I understand the "sudden death" implications of reusing a nonce with ChaCha20-poly1305, but I believe this rule doesn't apply if you are transmitting exactly the same packet.
I'm putting together a small radio protocol where packets can be lost and if an ack isn't received the packet is re-transmitted. In this instance the nonce is reused, but I can't see that an attacker has any more useful information than the initial packet. I would presume that the key is still safe. Is this correct or have I missed something obvious?
EDIT:
It is a custom protocol, based on a resource requirement that prevents going with something like 6LoWPAN.
I was not going to use random nonces, but rather sequential nonces, with the top 32 bits of the 96 bit nonce set to the 32 bit node address that the packet comes from. The problem with this is reliably storing the nonce in flash with limited erase / write cycles. Although I have seen implementations save blocks of nonces, rather than every use.
I can gather entropy from concatenating the lowest bit of multiple reads of the signal strength from the radio, but I would guess that sequential nonces are safer to use, if I can guarantee they are sequential.

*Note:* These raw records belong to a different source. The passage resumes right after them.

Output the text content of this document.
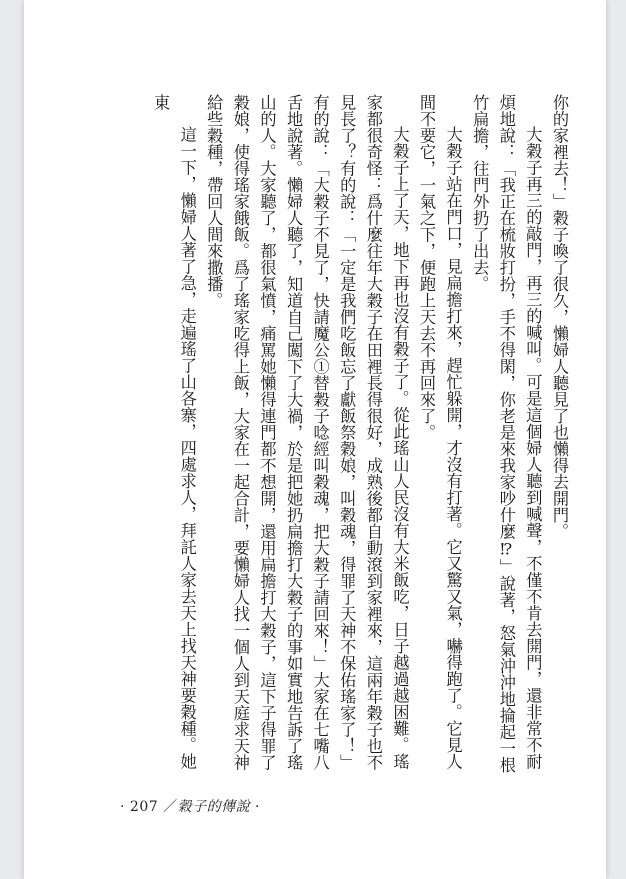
你的家裡去！」穀子喚了很久，懶婦人聽見了也懶得去開門。

大穀子再三的敲門，再三的喊叫。可是這個婦人聽到喊聲，不僅不肯去開門，還非常不耐煩地說：「我正在梳妝打扮，手不得閑，你老是來我家吵什麼⁉」說著，怒氣沖沖地掄起一根竹扁擔，往門外扔了出去。

大穀子站在門口，見扁擔打來，趕忙躲開，才沒有打著。它又驚又氣，嚇得跑了。它見人間不要它，一氣之下，便跑上天去不再回來了。

大穀子上了天，地下再也沒有穀子了。從此瑤山人民沒有大米飯吃，日子越過越困難。瑤家都很奇怪：爲什麼往年大穀子在田裡長得很好，成熟後都自動滾到家裡來，這兩年穀子也不見長了？有的說：「一定是我們吃飯忘了獻飯祭穀娘，叫穀魂，得罪了天神不保佑瑤家了！」有的說：「大穀子不見了，快請魔公①替穀子唸經叫穀魂，把大穀子請回來！」大家在七嘴八舌地說著。懶婦人聽了，知道自己闖下了大禍，於是把她扔扁擔打大穀子的事如實地告訴了瑤山的人。大家聽了，都很氣憤，痛罵她懶得連門都不想開，還用扁擔打大穀子，這下子得罪了穀娘，使得瑤家餓飯。爲了瑤家吃得上飯，大家在一起合計，要懶婦人找一個人到天庭求天神給些穀種，帶回人間來撒播。

這一下，懶婦人著了急，走遍瑤了山各寨，四處求人，拜託人家去天上找天神要穀種。她東

· 207 ／穀子的傳說 ·
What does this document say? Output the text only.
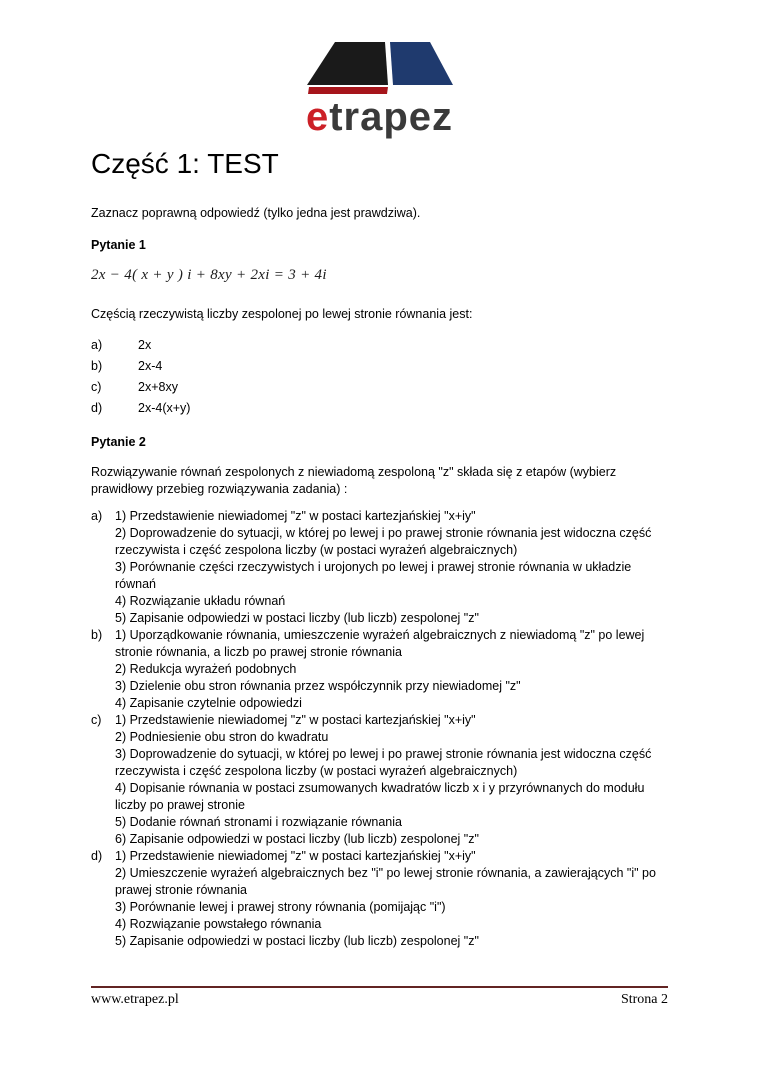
etrapez
Część 1: TEST
Zaznacz poprawną odpowiedź (tylko jedna jest prawdziwa).
Pytanie 1
2x − 4( x + y ) i + 8xy + 2xi = 3 + 4i
Częścią rzeczywistą liczby zespolonej po lewej stronie równania jest:
a)	2x
b)	2x-4
c)	2x+8xy
d)	2x-4(x+y)
Pytanie 2
Rozwiązywanie równań zespolonych z niewiadomą zespoloną "z" składa się z etapów (wybierz prawidłowy przebieg rozwiązywania zadania) :
a)	1) Przedstawienie niewiadomej "z" w postaci kartezjańskiej "x+iy"
2) Doprowadzenie do sytuacji, w której po lewej i po prawej stronie równania jest widoczna część rzeczywista i część zespolona liczby (w postaci wyrażeń algebraicznych)
3) Porównanie części rzeczywistych i urojonych po lewej i prawej stronie równania w układzie równań
4) Rozwiązanie układu równań
5) Zapisanie odpowiedzi w postaci liczby (lub liczb) zespolonej "z"
b)	1) Uporządkowanie równania, umieszczenie wyrażeń algebraicznych z niewiadomą "z" po lewej stronie równania, a liczb po prawej stronie równania
2) Redukcja wyrażeń podobnych
3) Dzielenie obu stron równania przez współczynnik przy niewiadomej "z"
4) Zapisanie czytelnie odpowiedzi
c)	1) Przedstawienie niewiadomej "z" w postaci kartezjańskiej "x+iy"
2) Podniesienie obu stron do kwadratu
3) Doprowadzenie do sytuacji, w której po lewej i po prawej stronie równania jest widoczna część rzeczywista i część zespolona liczby (w postaci wyrażeń algebraicznych)
4) Dopisanie równania w postaci zsumowanych kwadratów liczb x i y przyrównanych do modułu liczby po prawej stronie
5) Dodanie równań stronami i rozwiązanie równania
6) Zapisanie odpowiedzi w postaci liczby (lub liczb) zespolonej "z"
d)	1) Przedstawienie niewiadomej "z" w postaci kartezjańskiej "x+iy"
2) Umieszczenie wyrażeń algebraicznych bez "i" po lewej stronie równania, a zawierających "i" po prawej stronie równania
3) Porównanie lewej i prawej strony równania (pomijając "i")
4) Rozwiązanie powstałego równania
5) Zapisanie odpowiedzi w postaci liczby (lub liczb) zespolonej "z"
www.etrapez.pl	Strona 2
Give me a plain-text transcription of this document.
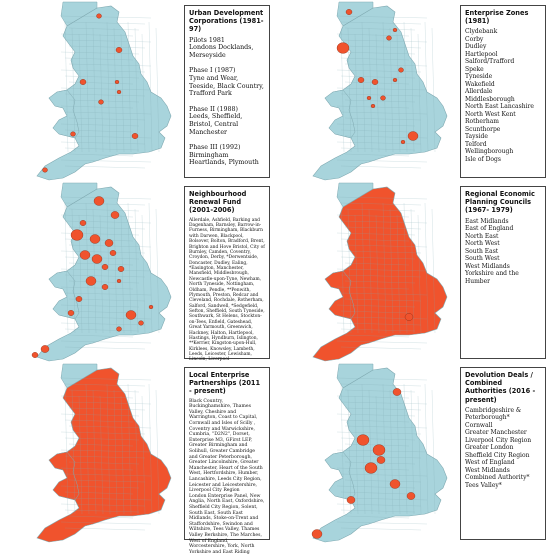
Urban Development Corporations (1981-97)
Pilots 1981
Londons Docklands, Merseyside

Phase I (1987)
Tyne and Wear, Teeside, Black Country, Trafford Park

Phase II (1988)
Leeds, Sheffield, Bristol, Central Manchester

Phase III (1992)
Birmingham Heartlands, Plymouth
Enterprise Zones (1981)
Clydebank
Corby
Dudley
Hartlepool
Salford/Trafford
Speke
Tyneside
Wakefield
Allerdale
Middlesborough
North East Lancashire
North West Kent
Rotherham
Scunthorpe
Tayside
Telford
Wellingborough
Isle of Dogs
Neighbourhood Renewal Fund (2001-2006)
Allerdale, Ashfield, Barking and Dagenham, Barnsley, Barrow-in-Furness, Birmingham, Blackburn with Darwen, Blackpool, Bolsover, Bolton, Bradford, Brent, Brighton and Hove Bristol, City of Burnley, Camden, Coventry, Croydon, Derby, *Derwentside, Doncaster, Dudley, Ealing, *Easington, Manchester, Mansfield, Middlesbrough, Newcastle-upon-Tyne, Newham, North Tyneside, Nottingham, Oldham, Pendle, **Penwith, Plymouth, Preston, Redcar and Cleveland, Rochdale, Rotherham, Salford, Sandwell, *Sedgefield, Sefton, Sheffield, South Tyneside, Southwark, St Helens, Stockton-on-Tees, Enfield, Gateshead, Great Yarmouth, Greenwich, Hackney, Halton, Hartlepool, Hastings, Hyndburn, Islington, **Kerrier, Kingston-upon-Hull, Kirklees, Knowsley, Lambeth, Leeds, Leicester, Lewisham, Lincoln, Liverpool
Regional Economic Planning Councils (1967- 1979)
East Midlands
East of England
North East
North West
South East
South West
West Midlands
Yorkshire and the Humber
Local Enterprise Partnerships (2011 - present)
Black Country, Buckinghamshire, Thames Valley, Cheshire and Warrington, Coast to Capital, Cornwall and Isles of Scilly , Coventry and Warwickshire, Cumbria, "D2N2", Dorset, Enterprise M3, GFirst LEP, Greater Birmingham and Solihull, Greater Cambridge and Greater Peterborough, Greater Lincolnshire, Greater Manchester, Heart of the South West, Hertfordshire, Humber, Lancashire, Leeds City Region, Leicester and Leicestershire, Liverpool City Region
London Enterprise Panel, New Anglia, North East, Oxfordshire, Sheffield City Region, Solent, South East, South East Midlands, Stoke-on-Trent and Staffordshire, Swindon and Wiltshire, Tees Valley, Thames Valley Berkshire, The Marches, West of England, Worcestershire, York, North Yorkshire and East Riding
Devolution Deals / Combined Authorities (2016 - present)
Cambridgeshire & Peterborough*
Cornwall
Greater Manchester
Liverpool City Region
Greater London
Sheffield City Region
West of England
West Midlands Combined Authority*
Tees Valley*
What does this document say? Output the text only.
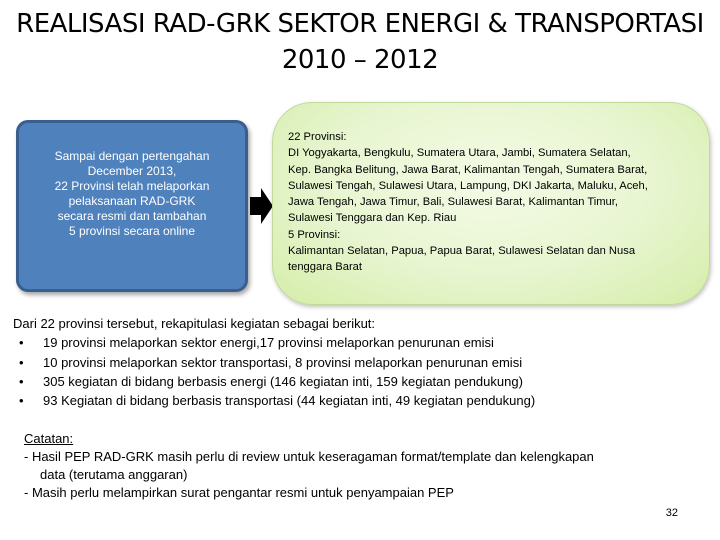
REALISASI RAD-GRK SEKTOR ENERGI & TRANSPORTASI
2010 – 2012
Sampai dengan pertengahan
December 2013,
22 Provinsi telah melaporkan
pelaksanaan RAD-GRK
secara resmi dan tambahan
5 provinsi secara online
22 Provinsi:
DI Yogyakarta, Bengkulu, Sumatera Utara, Jambi, Sumatera Selatan,
Kep. Bangka Belitung, Jawa Barat, Kalimantan Tengah, Sumatera Barat,
Sulawesi Tengah, Sulawesi Utara, Lampung, DKI Jakarta, Maluku, Aceh,
Jawa Tengah, Jawa Timur, Bali, Sulawesi Barat, Kalimantan Timur,
Sulawesi Tenggara dan Kep. Riau
5 Provinsi:
Kalimantan Selatan, Papua, Papua Barat, Sulawesi Selatan dan Nusa
tenggara Barat
Dari 22 provinsi tersebut, rekapitulasi kegiatan sebagai berikut:
• 19 provinsi melaporkan sektor energi,17 provinsi melaporkan penurunan emisi
• 10 provinsi melaporkan sektor transportasi, 8 provinsi melaporkan penurunan emisi
• 305 kegiatan di bidang berbasis energi (146 kegiatan inti, 159 kegiatan pendukung)
• 93 Kegiatan di bidang berbasis transportasi (44 kegiatan inti, 49 kegiatan pendukung)
Catatan:
- Hasil PEP RAD-GRK masih perlu di review untuk keseragaman format/template dan kelengkapan
data (terutama anggaran)
- Masih perlu melampirkan surat pengantar resmi untuk penyampaian PEP
32
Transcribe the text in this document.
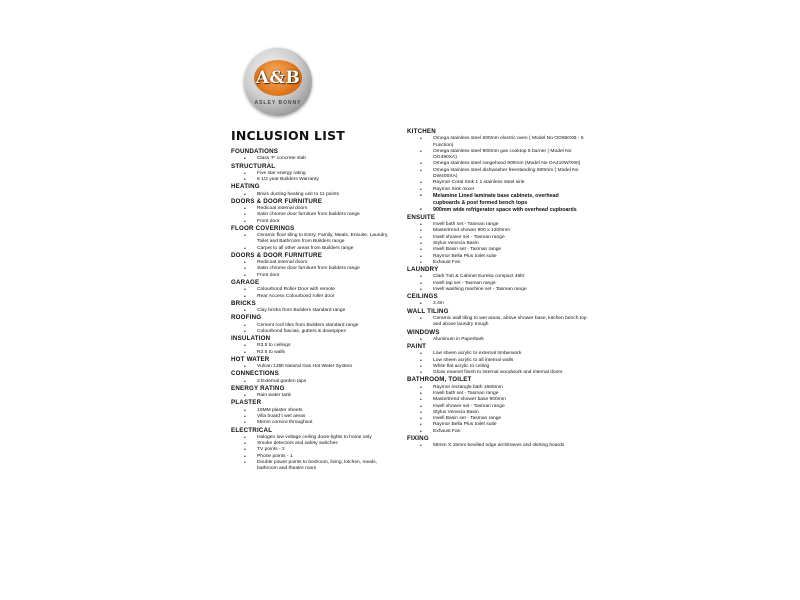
A&B
ASLEY BONNY
INCLUSION LIST
FOUNDATIONS
• Class 'F' concrete slab
STRUCTURAL
• Five star energy rating
• 6 1/2 year Builders Warranty
HEATING
• Brivis ducting heating unit to 11 points
DOORS & DOOR FURNITURE
• Redicoat internal doors
• Satin chrome door furniture from builders range
• Front door
FLOOR COVERINGS
• Ceramic floor tiling to Entry, Family, Meals, Ensuite, Laundry, Toilet and Bathroom from Builders range
• Carpet to all other areas from Builders range
DOORS & DOOR FURNITURE
• Redicoat internal doors
• Satin chrome door furniture from builders range
• Front door
GARAGE
• Colourbond Roller Door with remote
• Rear Access Colourbond roller door
BRICKS
• Clay bricks from Builders standard range
ROOFING
• Cement roof tiles from Builders standard range
• Colourbond fascias, gutters & downpipes
INSULATION
• R3.5 to ceilings
• R2.5 to walls
HOT WATER
• Vulcan 135lt Natural Gas Hot Water System
CONNECTIONS
• 2 External garden taps
ENERGY RATING
• Rain water tank
PLASTER
• 10MM plaster sheets
• Villa board t wet areas
• 55mm cornice throughout
ELECTRICAL
• Halogen low voltage ceiling down-lights to home only
• Smoke detectors and safety switches
• TV points - 2
• Phone points - 1
• Double power points to bedroom, living, kitchen, meals, bathroom and theatre room
KITCHEN
• Omega stainless steel 600mm electric oven ( Model No OO650XB - 5 Function)
• Omega stainless steel 900mm gas cooktop 5 burner ( Model No OG490XA)
• Omega stainless steel rangehood 900mm (Model No OA410W/X90)
• Omega stainless steel dishwasher freestanding 600mm ( Model No DW400XA)
• Raymor Coral Sink 1 1 stainless steel sink
• Raymor Sink mixer
• Melamine Lined laminate base cabinets, overhead cupboards & post formed bench tops
• 900mm wide refrigerator space with overhead cupboards
ENSUITE
• Irwell bath set - Tasman range
• Mastertrend shower 900 x 1200mm
• Irwell shower set - Tasman range
• Stylus Venecia Basin
• Irwell Basin set - Tasman range
• Raymor Bella Plus toilet suite
• Exhaust Fan
LAUNDRY
• Clark Tub & Cabinet Eureka compact 45ltr
• Irwell tap set - Tasman range
• Irwell washing machine set - Tasman range
CEILINGS
• 2.4m
WALL TILING
• Ceramic wall tiling to wet areas, above shower base, kitchen bench top and above laundry trough
WINDOWS
• Aluminum in Paperbark
PAINT
• Low sheen acrylic to external timberwork
• Low sheen acrylic to all internal walls
• White flat acrylic to ceiling
• Gloss enamel finish to internal woodwork and internal doors
BATHROOM, TOILET
• Raymor rectangle bath 1665mm
• Irwell bath set - Tasman range
• Mastertrend shower base 900mm
• Irwell shower set - Tasman range
• Stylus Venecia Basin
• Irwell Basin set - Tasman range
• Raymor Bella Plus toilet suite
• Exhaust Fan
FIXING
• 66mm X 15mm bevilled edge architraves and skirting boards
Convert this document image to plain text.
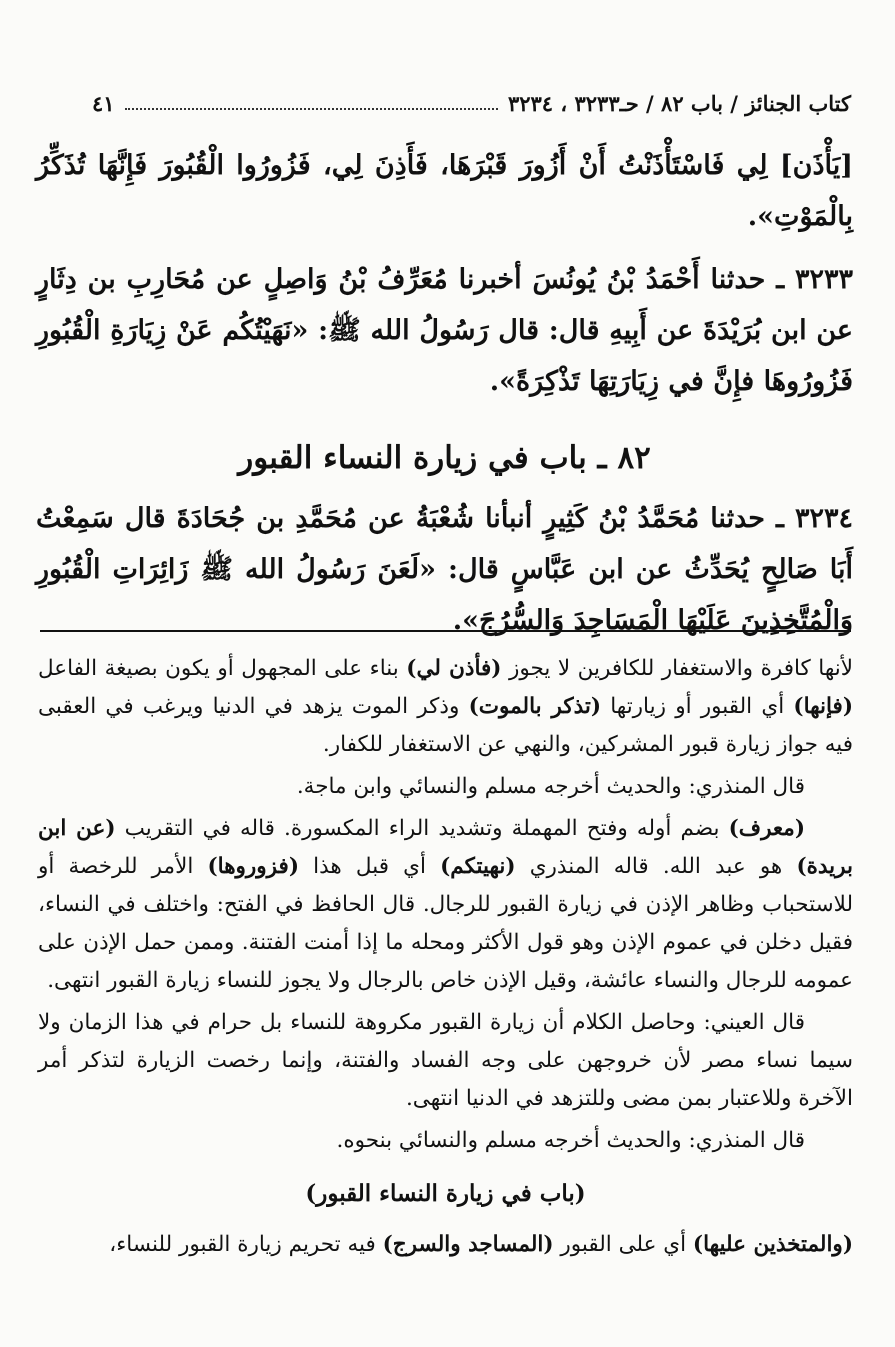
كتاب الجنائز / باب ٨٢ / حـ٣٢٣٣ ، ٣٢٣٤
٤١

[يَأْذَن] لِي فَاسْتَأْذَنْتُ أَنْ أَزُورَ قَبْرَهَا، فَأَذِنَ لِي، فَزُورُوا الْقُبُورَ فَإِنَّهَا تُذَكِّرُ بِالْمَوْتِ».

٣٢٣٣ ـ حدثنا أَحْمَدُ بْنُ يُونُسَ أخبرنا مُعَرِّفُ بْنُ وَاصِلٍ عن مُحَارِبِ بن دِثَارٍ عن ابن بُرَيْدَةَ عن أَبِيهِ قال: قال رَسُولُ الله ﷺ: «نَهَيْتُكُم عَنْ زِيَارَةِ الْقُبُورِ فَزُورُوهَا فإِنَّ في زِيَارَتِهَا تَذْكِرَةً».

٨٢ ـ باب في زيارة النساء القبور

٣٢٣٤ ـ حدثنا مُحَمَّدُ بْنُ كَثِيرٍ أنبأنا شُعْبَةُ عن مُحَمَّدِ بن جُحَادَةَ قال سَمِعْتُ أَبَا صَالِحٍ يُحَدِّثُ عن ابن عَبَّاسٍ قال: «لَعَنَ رَسُولُ الله ﷺ زَائِرَاتِ الْقُبُورِ وَالْمُتَّخِذِينَ عَلَيْهَا الْمَسَاجِدَ وَالسُّرُجَ».

لأنها كافرة والاستغفار للكافرين لا يجوز (فأذن لي) بناء على المجهول أو يكون بصيغة الفاعل (فإنها) أي القبور أو زيارتها (تذكر بالموت) وذكر الموت يزهد في الدنيا ويرغب في العقبى فيه جواز زيارة قبور المشركين، والنهي عن الاستغفار للكفار.

قال المنذري: والحديث أخرجه مسلم والنسائي وابن ماجة.

(معرف) بضم أوله وفتح المهملة وتشديد الراء المكسورة. قاله في التقريب (عن ابن بريدة) هو عبد الله. قاله المنذري (نهيتكم) أي قبل هذا (فزوروها) الأمر للرخصة أو للاستحباب وظاهر الإذن في زيارة القبور للرجال. قال الحافظ في الفتح: واختلف في النساء، فقيل دخلن في عموم الإذن وهو قول الأكثر ومحله ما إذا أمنت الفتنة. وممن حمل الإذن على عمومه للرجال والنساء عائشة، وقيل الإذن خاص بالرجال ولا يجوز للنساء زيارة القبور انتهى.

قال العيني: وحاصل الكلام أن زيارة القبور مكروهة للنساء بل حرام في هذا الزمان ولا سيما نساء مصر لأن خروجهن على وجه الفساد والفتنة، وإنما رخصت الزيارة لتذكر أمر الآخرة وللاعتبار بمن مضى وللتزهد في الدنيا انتهى.

قال المنذري: والحديث أخرجه مسلم والنسائي بنحوه.

(باب في زيارة النساء القبور)

(والمتخذين عليها) أي على القبور (المساجد والسرج) فيه تحريم زيارة القبور للنساء،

I was thinking of using a network registration method where the node, on power up, would have a preshared RX encryption key, but no TX encryption key. The node would ask for network registration where a master node (server) would send a new TX key encrypted and authenticated. If correctly received the new node would use the new TX key and the nonce would start again from 0. This would get around the problem of storing the nonce at the expense of a slight delay in network registration. This network is only designed to be local to a single site, all nodes within reception of each other.